Note that Hydrogen in this use case isn’t so much a “fuel” as an “energy storage mechanism”.

By this I mean that most things we think of as fuels (oil, gas, coal, wood/charcoal, peat, even nuclear) we go and take the fuel, maybe purify it depending on use case, and then burn that fuel.

This isn’t what we do with Hydrogen. There are no hydrogen mines. We have to make hydrogen. The way we make this (in a hydrogen fuel of the future scenario) is typically to take some other energy source and then use it to do electrolysis on water to separate the hydrogen and oxygen. The hydrogen is then basically storing the energy from the original power source and can then be used in the end application in a way that has little or no pollution at the end use location (if you burn hydrogen you get water).
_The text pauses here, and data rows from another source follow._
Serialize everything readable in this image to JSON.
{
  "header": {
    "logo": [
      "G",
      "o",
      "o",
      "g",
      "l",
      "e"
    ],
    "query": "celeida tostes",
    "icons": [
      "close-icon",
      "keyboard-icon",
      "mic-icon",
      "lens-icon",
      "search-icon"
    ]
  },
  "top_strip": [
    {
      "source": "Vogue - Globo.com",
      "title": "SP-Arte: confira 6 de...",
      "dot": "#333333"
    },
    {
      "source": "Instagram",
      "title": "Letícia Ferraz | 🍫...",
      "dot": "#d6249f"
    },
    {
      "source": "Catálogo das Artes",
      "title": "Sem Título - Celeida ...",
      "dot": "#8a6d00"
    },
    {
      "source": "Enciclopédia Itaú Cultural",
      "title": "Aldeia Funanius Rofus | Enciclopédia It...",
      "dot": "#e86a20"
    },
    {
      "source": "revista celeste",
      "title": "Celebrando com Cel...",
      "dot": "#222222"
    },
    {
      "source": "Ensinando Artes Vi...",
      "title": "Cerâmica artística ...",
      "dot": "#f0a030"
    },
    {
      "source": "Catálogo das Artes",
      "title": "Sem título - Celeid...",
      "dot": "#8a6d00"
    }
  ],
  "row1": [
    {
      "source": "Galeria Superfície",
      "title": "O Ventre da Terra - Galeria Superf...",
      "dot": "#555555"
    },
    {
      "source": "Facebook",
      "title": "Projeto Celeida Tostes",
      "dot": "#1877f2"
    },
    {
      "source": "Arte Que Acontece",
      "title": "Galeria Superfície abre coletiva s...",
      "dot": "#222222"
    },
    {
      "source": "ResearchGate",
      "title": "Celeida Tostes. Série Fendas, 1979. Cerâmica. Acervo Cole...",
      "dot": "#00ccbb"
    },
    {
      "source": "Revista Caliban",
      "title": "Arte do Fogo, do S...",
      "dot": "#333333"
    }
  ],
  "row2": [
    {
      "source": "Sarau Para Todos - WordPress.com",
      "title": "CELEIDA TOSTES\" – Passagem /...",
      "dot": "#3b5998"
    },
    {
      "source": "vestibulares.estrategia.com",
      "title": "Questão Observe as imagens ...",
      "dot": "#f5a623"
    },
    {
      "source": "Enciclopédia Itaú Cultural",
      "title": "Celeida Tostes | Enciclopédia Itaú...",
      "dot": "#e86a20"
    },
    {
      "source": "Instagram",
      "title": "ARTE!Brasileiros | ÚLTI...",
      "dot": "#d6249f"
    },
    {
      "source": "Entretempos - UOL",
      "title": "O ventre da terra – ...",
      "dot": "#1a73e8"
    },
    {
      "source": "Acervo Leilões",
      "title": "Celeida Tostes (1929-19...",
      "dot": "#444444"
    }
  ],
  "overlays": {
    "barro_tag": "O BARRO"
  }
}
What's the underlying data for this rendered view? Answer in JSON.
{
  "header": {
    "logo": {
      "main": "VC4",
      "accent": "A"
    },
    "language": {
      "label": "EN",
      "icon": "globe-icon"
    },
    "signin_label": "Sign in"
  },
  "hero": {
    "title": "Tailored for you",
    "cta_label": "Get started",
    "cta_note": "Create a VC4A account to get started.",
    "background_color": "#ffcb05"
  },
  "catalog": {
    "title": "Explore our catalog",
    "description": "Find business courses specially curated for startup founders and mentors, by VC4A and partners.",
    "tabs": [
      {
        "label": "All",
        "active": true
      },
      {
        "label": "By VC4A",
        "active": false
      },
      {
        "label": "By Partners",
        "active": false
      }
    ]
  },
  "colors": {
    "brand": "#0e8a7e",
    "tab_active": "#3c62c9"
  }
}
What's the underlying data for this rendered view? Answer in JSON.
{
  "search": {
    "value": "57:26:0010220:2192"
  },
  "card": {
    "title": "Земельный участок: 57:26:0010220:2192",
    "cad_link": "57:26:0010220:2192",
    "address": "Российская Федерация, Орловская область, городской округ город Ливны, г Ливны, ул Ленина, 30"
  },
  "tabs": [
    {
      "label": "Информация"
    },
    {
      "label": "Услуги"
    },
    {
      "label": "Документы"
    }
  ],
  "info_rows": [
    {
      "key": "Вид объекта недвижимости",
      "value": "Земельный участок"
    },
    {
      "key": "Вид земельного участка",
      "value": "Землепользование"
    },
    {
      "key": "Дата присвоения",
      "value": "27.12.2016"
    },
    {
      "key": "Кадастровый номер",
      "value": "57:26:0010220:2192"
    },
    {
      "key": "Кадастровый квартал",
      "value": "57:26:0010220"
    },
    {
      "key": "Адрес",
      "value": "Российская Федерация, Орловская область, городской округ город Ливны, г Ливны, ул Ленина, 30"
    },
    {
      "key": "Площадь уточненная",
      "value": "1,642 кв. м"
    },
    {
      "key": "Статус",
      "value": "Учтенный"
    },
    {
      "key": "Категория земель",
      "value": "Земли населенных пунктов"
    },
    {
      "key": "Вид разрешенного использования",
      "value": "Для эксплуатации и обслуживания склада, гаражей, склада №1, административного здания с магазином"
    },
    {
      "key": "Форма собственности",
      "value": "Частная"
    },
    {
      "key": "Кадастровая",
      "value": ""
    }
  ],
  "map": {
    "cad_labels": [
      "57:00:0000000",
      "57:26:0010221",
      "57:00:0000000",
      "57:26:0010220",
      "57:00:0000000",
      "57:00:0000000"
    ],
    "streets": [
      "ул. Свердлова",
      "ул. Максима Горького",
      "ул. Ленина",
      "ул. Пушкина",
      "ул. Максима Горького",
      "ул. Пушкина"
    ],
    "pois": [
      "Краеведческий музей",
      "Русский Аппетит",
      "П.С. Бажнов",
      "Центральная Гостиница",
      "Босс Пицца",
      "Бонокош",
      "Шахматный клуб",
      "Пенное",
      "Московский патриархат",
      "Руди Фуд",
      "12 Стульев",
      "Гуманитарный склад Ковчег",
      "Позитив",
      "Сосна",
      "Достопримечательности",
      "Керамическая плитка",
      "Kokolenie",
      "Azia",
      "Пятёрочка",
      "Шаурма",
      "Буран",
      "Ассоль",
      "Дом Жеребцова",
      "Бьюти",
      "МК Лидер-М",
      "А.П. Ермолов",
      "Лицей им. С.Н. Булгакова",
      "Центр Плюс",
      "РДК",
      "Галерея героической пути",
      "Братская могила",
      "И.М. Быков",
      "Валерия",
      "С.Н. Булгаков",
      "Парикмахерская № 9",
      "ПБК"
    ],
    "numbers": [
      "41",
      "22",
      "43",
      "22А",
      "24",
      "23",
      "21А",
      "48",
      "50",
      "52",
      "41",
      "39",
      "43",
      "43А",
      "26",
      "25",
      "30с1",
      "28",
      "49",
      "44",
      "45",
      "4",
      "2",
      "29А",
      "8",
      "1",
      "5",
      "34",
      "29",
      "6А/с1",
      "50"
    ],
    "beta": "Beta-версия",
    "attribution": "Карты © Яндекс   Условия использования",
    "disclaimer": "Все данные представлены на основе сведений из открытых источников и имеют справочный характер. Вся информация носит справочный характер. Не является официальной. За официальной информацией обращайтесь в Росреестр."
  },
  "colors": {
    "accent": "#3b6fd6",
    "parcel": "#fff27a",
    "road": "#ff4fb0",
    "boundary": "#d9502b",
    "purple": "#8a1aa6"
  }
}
Hydrogen’s potential here on earth is that we could have large scale centralized clean power (hydro, wind, solar, nuclear – albeit most have some issue in other costs) to generate the energy without churning out all this carbon, and then store that energy in hydrogen so it can be distributed for use where needed where it results in virtually zero pollution.

Hydrogen also has potential for Space exploration where we have little/no ability to mine fuels – if you have a solar power system and water you can use the Solar to turn water into Hydrogen and Oxygen, that you can then store and burn when needed, to get energy and water. Capture the water produced and you can redo the process, which is very useful in a highly resource-scarce environment like space or on barren worlds.